Por que? Afinal, é uma questão de cumprir a lei, se a interpretação for essa.
Olhando a nossa indústria, os modelos estão mudando muito, de forma drástica. Uma consequência é que todos estão investindo para se adaptar. De um lado Netflix, Amazon e todos os ouros investindo para prestar serviços e produzir conteúdos, e de outro os incumbentes como Sky/AT&T, programadores, investindo em modelos novos, novas plataformas, novos conteúdos. Tudo isso pela competição de serviços atrativos criados na Internet. Se você diz que essa tendência global não pode existir no Brasil, é uma mensagem para qualquer empresa de conteúdo, de telecom, de meios, de que não deve se aproximar do Brasil. Essa é minha visão pessoal. Mas vemos que as consequências para nós, para o consumidor, para o mercado de produção e para a imagem junto aos investidores será muito drástica sem dúvida. E para que? Qual o benefício? É preciso interpretar a lei pelos seus objetivos regulatórios, e imagino que o regulador olhe pelas tendências do mercado e pelo interesse do consumidor. E a nossa interpretação parece mais alinhada com esses aspectos do que a outra, que é protecionista e anacrônica.
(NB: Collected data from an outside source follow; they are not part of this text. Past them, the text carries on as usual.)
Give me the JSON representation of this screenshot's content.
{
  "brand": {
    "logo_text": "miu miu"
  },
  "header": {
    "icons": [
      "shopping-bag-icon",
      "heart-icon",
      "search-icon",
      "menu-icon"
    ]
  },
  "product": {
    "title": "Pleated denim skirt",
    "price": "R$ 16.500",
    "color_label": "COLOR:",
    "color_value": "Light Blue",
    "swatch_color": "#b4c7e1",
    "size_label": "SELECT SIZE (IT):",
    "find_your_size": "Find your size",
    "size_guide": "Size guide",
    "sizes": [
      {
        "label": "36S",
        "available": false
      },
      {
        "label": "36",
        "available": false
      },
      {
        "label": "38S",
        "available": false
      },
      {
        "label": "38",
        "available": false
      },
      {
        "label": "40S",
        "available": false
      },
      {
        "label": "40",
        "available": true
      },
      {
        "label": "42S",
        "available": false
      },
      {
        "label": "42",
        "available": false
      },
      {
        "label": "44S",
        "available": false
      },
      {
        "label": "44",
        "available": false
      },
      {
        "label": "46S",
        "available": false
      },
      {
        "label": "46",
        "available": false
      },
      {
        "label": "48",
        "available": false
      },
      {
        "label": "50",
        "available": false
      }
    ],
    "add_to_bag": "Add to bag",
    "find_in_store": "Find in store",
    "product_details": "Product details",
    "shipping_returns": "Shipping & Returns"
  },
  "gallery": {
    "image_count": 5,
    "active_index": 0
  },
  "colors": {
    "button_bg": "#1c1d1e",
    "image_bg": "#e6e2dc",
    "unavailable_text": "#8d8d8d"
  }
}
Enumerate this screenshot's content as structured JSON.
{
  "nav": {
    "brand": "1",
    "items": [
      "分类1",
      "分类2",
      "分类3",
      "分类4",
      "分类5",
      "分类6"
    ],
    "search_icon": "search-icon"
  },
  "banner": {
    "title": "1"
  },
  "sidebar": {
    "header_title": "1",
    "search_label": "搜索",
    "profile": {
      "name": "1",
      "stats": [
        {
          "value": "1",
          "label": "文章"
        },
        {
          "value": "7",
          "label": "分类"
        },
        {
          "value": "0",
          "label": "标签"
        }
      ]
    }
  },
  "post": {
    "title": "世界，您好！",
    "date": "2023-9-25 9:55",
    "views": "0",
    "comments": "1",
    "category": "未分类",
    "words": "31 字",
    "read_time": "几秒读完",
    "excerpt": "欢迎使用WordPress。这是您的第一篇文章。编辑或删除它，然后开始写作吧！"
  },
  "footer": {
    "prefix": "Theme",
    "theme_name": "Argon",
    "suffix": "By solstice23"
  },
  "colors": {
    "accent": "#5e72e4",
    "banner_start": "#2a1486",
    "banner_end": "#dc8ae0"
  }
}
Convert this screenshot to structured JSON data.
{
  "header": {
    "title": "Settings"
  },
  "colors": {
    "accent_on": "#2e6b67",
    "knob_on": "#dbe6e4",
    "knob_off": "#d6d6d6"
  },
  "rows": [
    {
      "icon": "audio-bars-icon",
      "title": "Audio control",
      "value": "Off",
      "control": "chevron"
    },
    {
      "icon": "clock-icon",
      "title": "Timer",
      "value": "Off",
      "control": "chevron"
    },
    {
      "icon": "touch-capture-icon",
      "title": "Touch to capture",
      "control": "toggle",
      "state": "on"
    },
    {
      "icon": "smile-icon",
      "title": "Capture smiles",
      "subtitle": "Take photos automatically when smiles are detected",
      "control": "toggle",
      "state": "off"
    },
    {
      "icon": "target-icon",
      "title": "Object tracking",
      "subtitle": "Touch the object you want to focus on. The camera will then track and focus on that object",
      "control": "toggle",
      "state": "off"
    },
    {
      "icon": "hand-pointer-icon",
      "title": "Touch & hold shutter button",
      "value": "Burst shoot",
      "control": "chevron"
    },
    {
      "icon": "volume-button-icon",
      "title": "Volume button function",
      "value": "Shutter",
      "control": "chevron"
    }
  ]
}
O Brasil é o último país com análise pendente na fusão da AT&T com a Time Warner?
Nos EUA, o Departamento de Justiça acabou de perder a apelação (N.A – A entrevista foi concedida no dia 26 de fevereiro). Então, a não ser que eles recorram para a Suprema Corte, o que é improvável, só falta a decisão brasileira para alguma pendência, apesar de a operação estar fechada.
Existem decisões estratégicas para a AT&T e para a Warner Media que estão suspensas por conta disso?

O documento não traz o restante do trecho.